In order to test the performance of the algorithm, the research team worked with Ashesh Dinesh Mehta, MD, PhD, who is a neurosurgeon at Northwell Health Institute for Neurology and Neurosurgery. Dr. Mehta works with epilepsy patients, some of whom must have surgery regularly.
“These patients volunteered to listen to different speakers while we monitored their brain waves directly via electrodes implanted in the patients’ brains,” said Dr. Mesgarani. “We then applied the newly developed algorithm to that data.”
With the cooperation of these generous volunteers, doctors were able to follow the volunteers focus as new speakers were introduced. These were people who they hadn’t ever heard speak. Technology allowed the system to amplify any voice that the patient was focused on. If their attention shifted to another speaker, the system automatically adjusted to the new speaker.
To date, the system has not been tested in an outdoor environment, but the goal is to have the system work equally well outdoors as it does inside. Whether it’s in a crowded bar or at a ball game watching your kids, the end result is to have the ability to hear each speaker that the wearer is focusing on.
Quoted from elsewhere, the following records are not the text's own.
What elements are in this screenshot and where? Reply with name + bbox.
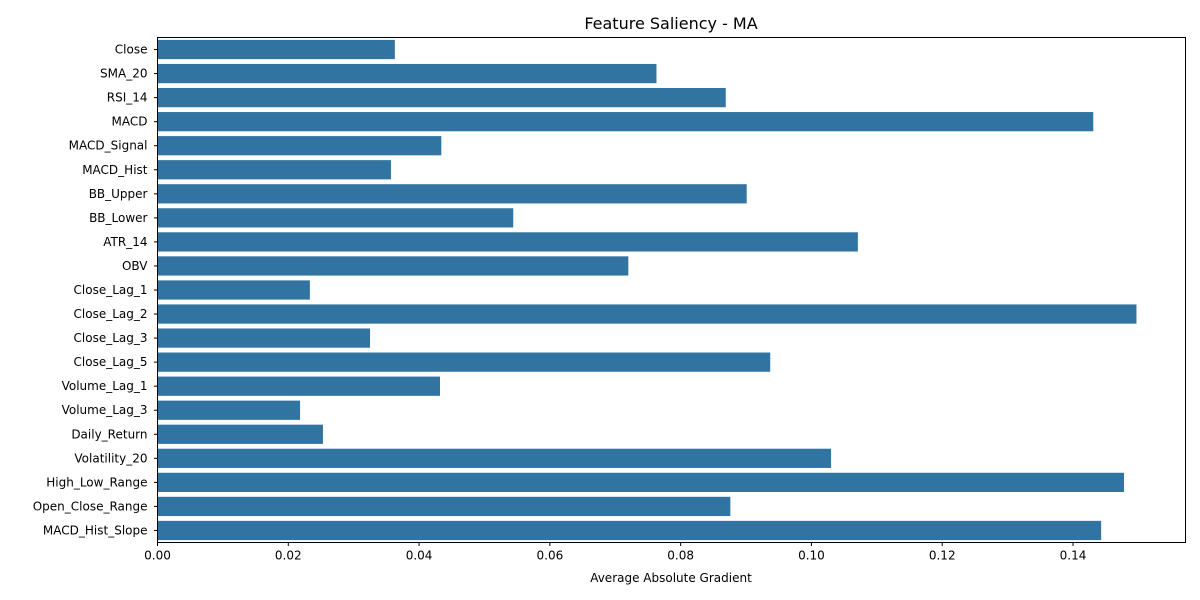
bar-open-close-range — [157, 496, 731, 517]
y-tick-label: Close_Lag_2 — [74, 307, 148, 321]
y-tick-label: High_Low_Range — [46, 475, 147, 489]
bar-volume-lag-1 — [157, 376, 441, 396]
y-tick-label: BB_Upper — [89, 187, 148, 201]
bar-high-low-range — [157, 472, 1125, 492]
bar-rsi-14 — [157, 88, 726, 108]
bar-macd-hist-slope — [157, 520, 1102, 541]
x-tick-label: 0.10 — [798, 549, 825, 563]
bar-atr-14 — [157, 232, 858, 252]
y-tick-labels: Close SMA_20 RSI_14 MACD MACD_Signal MACD_His… — [33, 43, 158, 537]
y-tick-label: SMA_20 — [100, 67, 147, 81]
y-tick-label: MACD — [112, 115, 148, 129]
bar-obv — [157, 256, 629, 276]
chart-title: Feature Saliency - MA — [584, 14, 757, 33]
y-tick-label: MACD_Hist — [82, 163, 148, 177]
x-tick-label: 0.12 — [929, 549, 956, 563]
bar-close — [157, 39, 395, 60]
y-tick-label: Close_Lag_3 — [74, 331, 148, 345]
y-tick-label: Open_Close_Range — [33, 499, 148, 513]
bars-group — [157, 39, 1137, 541]
x-tick-label: 0.06 — [537, 549, 564, 563]
x-ticks: 0.00 0.02 0.04 0.06 0.08 0.10 0.12 0.14 — [144, 542, 1087, 563]
bar-macd — [157, 112, 1094, 132]
x-tick-label: 0.14 — [1060, 549, 1087, 563]
y-tick-label: Volume_Lag_1 — [62, 379, 148, 393]
bar-bb-lower — [157, 208, 514, 228]
y-tick-label: Volatility_20 — [74, 451, 147, 465]
x-tick-label: 0.08 — [667, 549, 694, 563]
x-axis-label: Average Absolute Gradient — [590, 571, 752, 585]
bar-sma-20 — [157, 63, 657, 84]
y-tick-label: MACD_Signal — [69, 139, 148, 153]
bar-volume-lag-3 — [157, 400, 301, 420]
bar-bb-upper — [157, 184, 747, 204]
y-tick-label: Close_Lag_1 — [74, 283, 148, 297]
y-tick-label: OBV — [122, 259, 148, 273]
y-tick-label: Volume_Lag_3 — [62, 403, 148, 417]
bar-close-lag-1 — [157, 280, 310, 300]
bar-close-lag-3 — [157, 328, 371, 348]
bar-daily-return — [157, 424, 323, 444]
x-tick-label: 0.00 — [144, 549, 171, 563]
plot-frame — [157, 37, 1186, 543]
y-tick-label: MACD_Hist_Slope — [43, 523, 148, 537]
y-tick-label: BB_Lower — [89, 211, 147, 225]
y-tick-label: ATR_14 — [103, 235, 147, 249]
y-tick-label: Close — [115, 43, 148, 57]
bar-macd-signal — [157, 136, 442, 156]
y-tick-label: Close_Lag_5 — [74, 355, 148, 369]
bar-close-lag-2 — [157, 304, 1137, 324]
x-tick-label: 0.02 — [275, 549, 302, 563]
bar-close-lag-5 — [157, 352, 771, 372]
y-tick-label: Daily_Return — [71, 427, 147, 441]
bar-volatility-20 — [157, 448, 832, 468]
bar-macd-hist — [157, 160, 391, 180]
x-tick-label: 0.04 — [406, 549, 433, 563]
y-tick-label: RSI_14 — [107, 91, 148, 105]
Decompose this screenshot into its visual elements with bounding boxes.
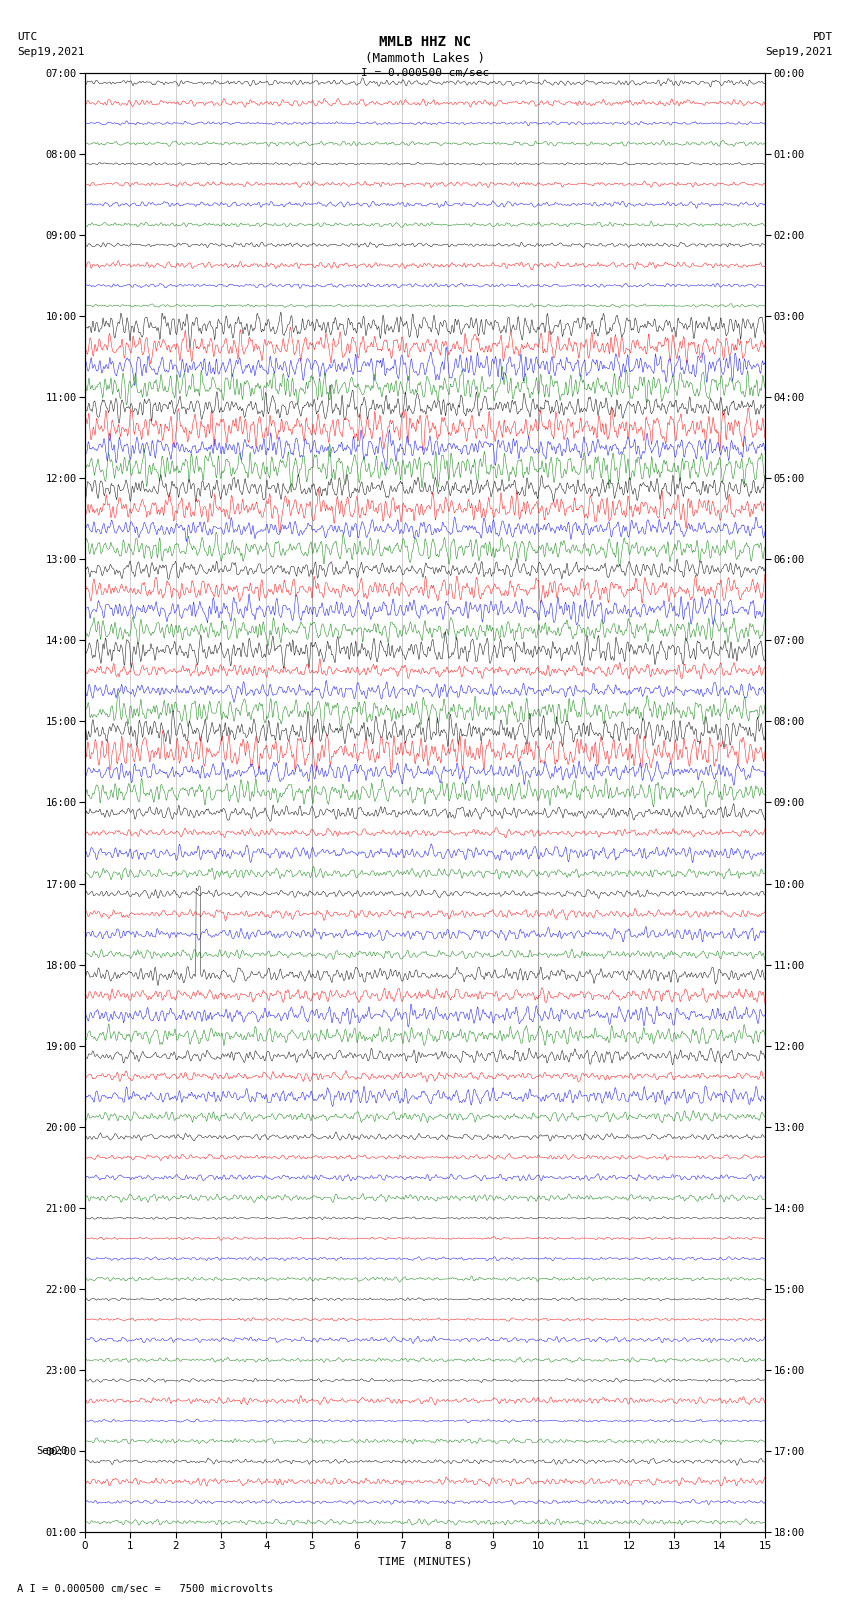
Text: I = 0.000500 cm/sec: I = 0.000500 cm/sec bbox=[361, 68, 489, 77]
Text: (Mammoth Lakes ): (Mammoth Lakes ) bbox=[365, 52, 485, 65]
Text: Sep19,2021: Sep19,2021 bbox=[17, 47, 84, 56]
Text: A I = 0.000500 cm/sec =   7500 microvolts: A I = 0.000500 cm/sec = 7500 microvolts bbox=[17, 1584, 273, 1594]
Text: Sep20: Sep20 bbox=[36, 1447, 67, 1457]
X-axis label: TIME (MINUTES): TIME (MINUTES) bbox=[377, 1557, 473, 1566]
Text: Sep19,2021: Sep19,2021 bbox=[766, 47, 833, 56]
Text: MMLB HHZ NC: MMLB HHZ NC bbox=[379, 35, 471, 50]
Text: UTC: UTC bbox=[17, 32, 37, 42]
Text: PDT: PDT bbox=[813, 32, 833, 42]
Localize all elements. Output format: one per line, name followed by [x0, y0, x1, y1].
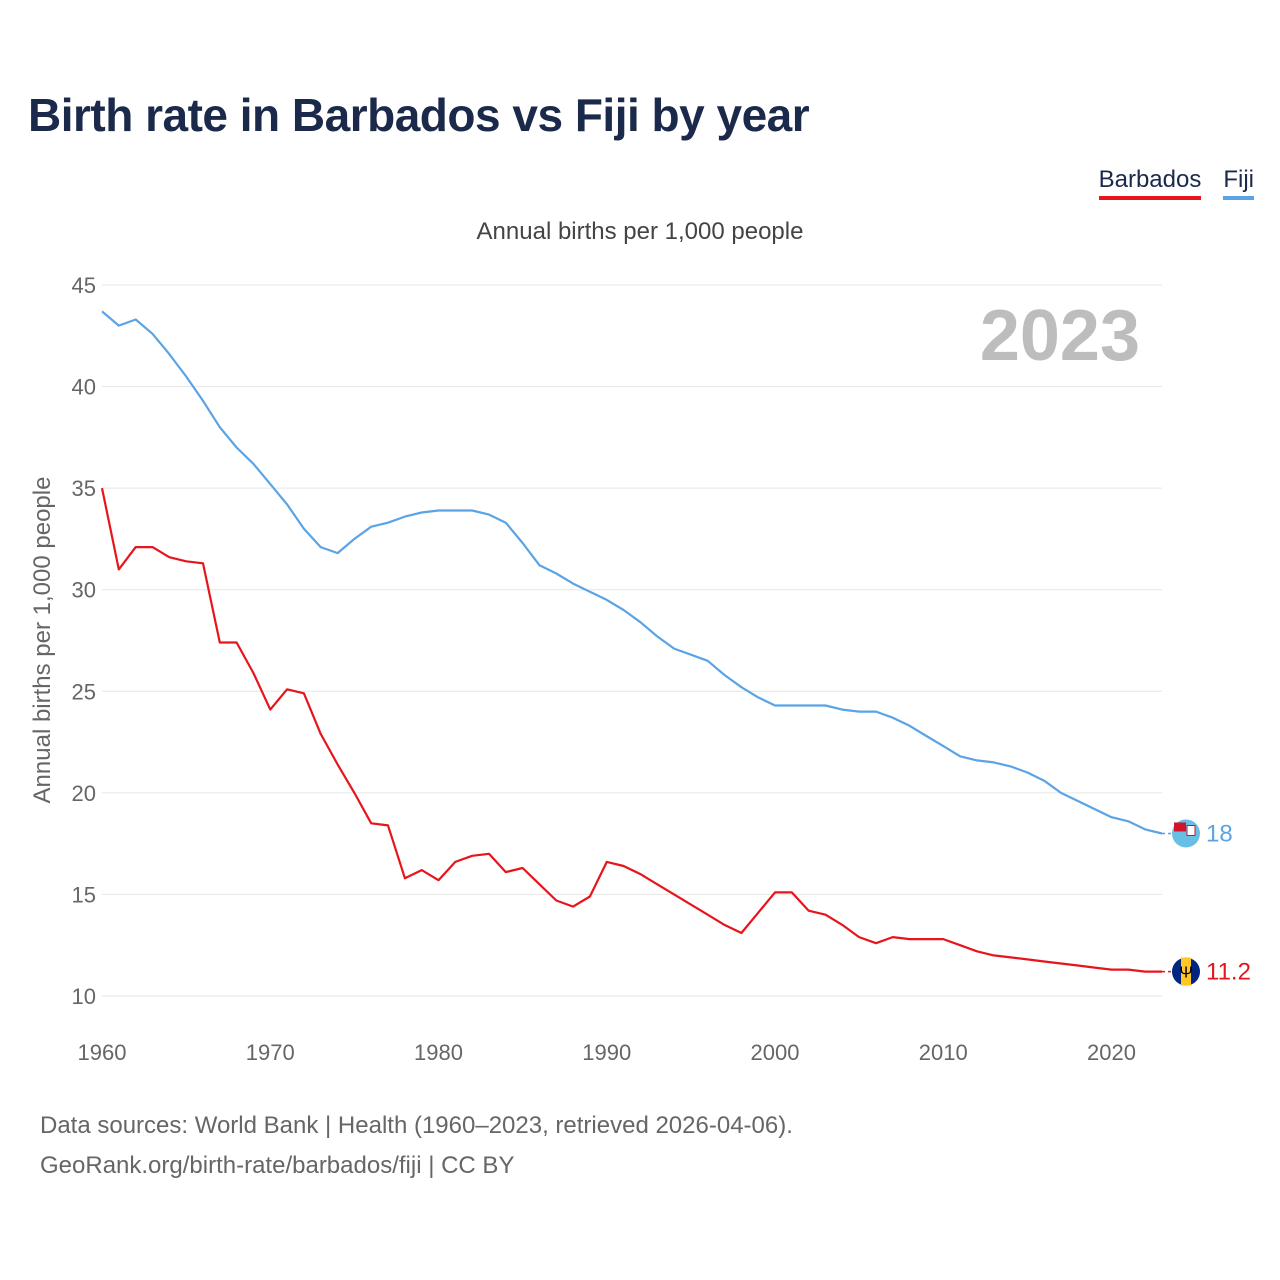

The current testing is taking place with patients who are involved in epilepsy testing. With the regular surgery’s doctors are able to insert the device during surgery. The hope for the future is that researchers will find a way to transform the prototype device into something that can be attached noninvasively to the scalp or near the ear. Researchers also plan to advance the algorithm even further, so it has the ability to operate on a more widespread level and offer more possibilities in other environments.
With our everchanging world of technology, this, and more will be possible in the future. Doctors and researchers today are working to even the odds for those who live with hearing loss, so they can have the same advantages as people with perfect hearing.